そして、次のテーマとしてはこの虫がどのようにして体の中に入ってきたか??
そうなると、普通は口から入ってくると考えますよね!そこで、山梨県内では飲み水に気を配って、飲み水は沸騰させてから冷やして飲むようにしていたのです。
しかし、そうしても何故か患者さんは減らなかったのです。そこで、京都大学の藤波鑑(ふじなみあきら)教授は、広島県片山地方にて牛を用いて実験を行いました。一つのグループには口袋をつけた牛を10頭、もう一つの牛には4本の足に足袋をつけた牛を10頭用意して、どちらの牛が感染するのかというもの。
そしたら、なんと口に袋をつけた牛が感染、つまり皮膚から感染することが分かったのです。

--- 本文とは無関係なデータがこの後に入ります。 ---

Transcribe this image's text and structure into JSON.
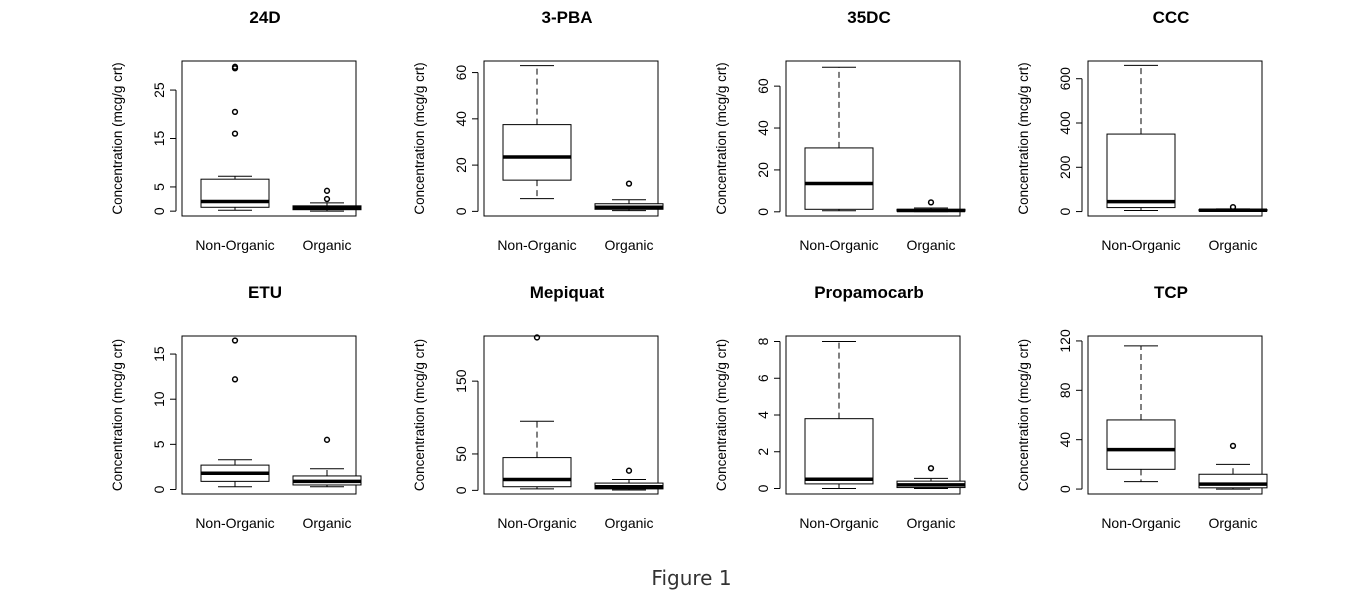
{
  "figure_caption": "Figure 1",
  "chart_data": [
    {
      "type": "box",
      "title": "24D",
      "ylabel": "Concentration (mcg/g crt)",
      "categories": [
        "Non-Organic",
        "Organic"
      ],
      "yticks": [
        0,
        5,
        15,
        25
      ],
      "ylim": [
        -1,
        31
      ],
      "boxes": [
        {
          "category": "Non-Organic",
          "lower_whisker": 0.2,
          "q1": 0.8,
          "median": 2.0,
          "q3": 6.6,
          "upper_whisker": 7.2,
          "outliers": [
            16,
            20.5,
            29.5,
            29.8
          ]
        },
        {
          "category": "Organic",
          "lower_whisker": 0.0,
          "q1": 0.3,
          "median": 0.7,
          "q3": 1.1,
          "upper_whisker": 1.7,
          "outliers": [
            2.5,
            4.2
          ]
        }
      ]
    },
    {
      "type": "box",
      "title": "3-PBA",
      "ylabel": "Concentration (mcg/g crt)",
      "categories": [
        "Non-Organic",
        "Organic"
      ],
      "yticks": [
        0,
        20,
        40,
        60
      ],
      "ylim": [
        -2,
        65
      ],
      "boxes": [
        {
          "category": "Non-Organic",
          "lower_whisker": 5.5,
          "q1": 13.5,
          "median": 23.5,
          "q3": 37.5,
          "upper_whisker": 63,
          "outliers": []
        },
        {
          "category": "Organic",
          "lower_whisker": 0.3,
          "q1": 0.9,
          "median": 1.8,
          "q3": 3.3,
          "upper_whisker": 5.0,
          "outliers": [
            12
          ]
        }
      ]
    },
    {
      "type": "box",
      "title": "35DC",
      "ylabel": "Concentration (mcg/g crt)",
      "categories": [
        "Non-Organic",
        "Organic"
      ],
      "yticks": [
        0,
        20,
        40,
        60
      ],
      "ylim": [
        -2,
        72
      ],
      "boxes": [
        {
          "category": "Non-Organic",
          "lower_whisker": 0.5,
          "q1": 1.2,
          "median": 13.5,
          "q3": 30.5,
          "upper_whisker": 69,
          "outliers": []
        },
        {
          "category": "Organic",
          "lower_whisker": 0.1,
          "q1": 0.3,
          "median": 0.6,
          "q3": 1.2,
          "upper_whisker": 1.8,
          "outliers": [
            4.5
          ]
        }
      ]
    },
    {
      "type": "box",
      "title": "CCC",
      "ylabel": "Concentration (mcg/g crt)",
      "categories": [
        "Non-Organic",
        "Organic"
      ],
      "yticks": [
        0,
        200,
        400,
        600
      ],
      "ylim": [
        -20,
        680
      ],
      "boxes": [
        {
          "category": "Non-Organic",
          "lower_whisker": 5,
          "q1": 18,
          "median": 45,
          "q3": 350,
          "upper_whisker": 660,
          "outliers": []
        },
        {
          "category": "Organic",
          "lower_whisker": 1,
          "q1": 3,
          "median": 6,
          "q3": 9,
          "upper_whisker": 12,
          "outliers": [
            20
          ]
        }
      ]
    },
    {
      "type": "box",
      "title": "ETU",
      "ylabel": "Concentration (mcg/g crt)",
      "categories": [
        "Non-Organic",
        "Organic"
      ],
      "yticks": [
        0,
        5,
        10,
        15
      ],
      "ylim": [
        -0.5,
        17
      ],
      "boxes": [
        {
          "category": "Non-Organic",
          "lower_whisker": 0.3,
          "q1": 0.9,
          "median": 1.8,
          "q3": 2.7,
          "upper_whisker": 3.3,
          "outliers": [
            12.2,
            16.5
          ]
        },
        {
          "category": "Organic",
          "lower_whisker": 0.3,
          "q1": 0.5,
          "median": 0.9,
          "q3": 1.5,
          "upper_whisker": 2.3,
          "outliers": [
            5.5
          ]
        }
      ]
    },
    {
      "type": "box",
      "title": "Mepiquat",
      "ylabel": "Concentration (mcg/g crt)",
      "categories": [
        "Non-Organic",
        "Organic"
      ],
      "yticks": [
        0,
        50,
        150
      ],
      "ylim": [
        -5,
        212
      ],
      "boxes": [
        {
          "category": "Non-Organic",
          "lower_whisker": 2,
          "q1": 5,
          "median": 15,
          "q3": 45,
          "upper_whisker": 95,
          "outliers": [
            210
          ]
        },
        {
          "category": "Organic",
          "lower_whisker": 0.5,
          "q1": 2,
          "median": 5,
          "q3": 10,
          "upper_whisker": 15,
          "outliers": [
            27
          ]
        }
      ]
    },
    {
      "type": "box",
      "title": "Propamocarb",
      "ylabel": "Concentration (mcg/g crt)",
      "categories": [
        "Non-Organic",
        "Organic"
      ],
      "yticks": [
        0,
        2,
        4,
        6,
        8
      ],
      "ylim": [
        -0.3,
        8.3
      ],
      "boxes": [
        {
          "category": "Non-Organic",
          "lower_whisker": 0.0,
          "q1": 0.25,
          "median": 0.5,
          "q3": 3.8,
          "upper_whisker": 8.0,
          "outliers": []
        },
        {
          "category": "Organic",
          "lower_whisker": 0.0,
          "q1": 0.05,
          "median": 0.2,
          "q3": 0.4,
          "upper_whisker": 0.55,
          "outliers": [
            1.1
          ]
        }
      ]
    },
    {
      "type": "box",
      "title": "TCP",
      "ylabel": "Concentration (mcg/g crt)",
      "categories": [
        "Non-Organic",
        "Organic"
      ],
      "yticks": [
        0,
        40,
        80,
        120
      ],
      "ylim": [
        -4,
        124
      ],
      "boxes": [
        {
          "category": "Non-Organic",
          "lower_whisker": 6,
          "q1": 16,
          "median": 32,
          "q3": 56,
          "upper_whisker": 116,
          "outliers": []
        },
        {
          "category": "Organic",
          "lower_whisker": 0,
          "q1": 1,
          "median": 4,
          "q3": 12,
          "upper_whisker": 20,
          "outliers": [
            35
          ]
        }
      ]
    }
  ]
}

この卵から孵化したミラシジウムは大変小さいもの、しかも48時間以内にこいつは死んでしまうのです。ということは、こいつは死ぬ48時間以内に何らかの生物に入り込んで、その生物の中で二世代・三世代を生み出して生き延びて大きくなったものが人間の体内に入るのではないか。
つまり、「何らかの中間宿主が存在するのでは」という結論に至ったのです!では、その中間宿主はいったい何なのか?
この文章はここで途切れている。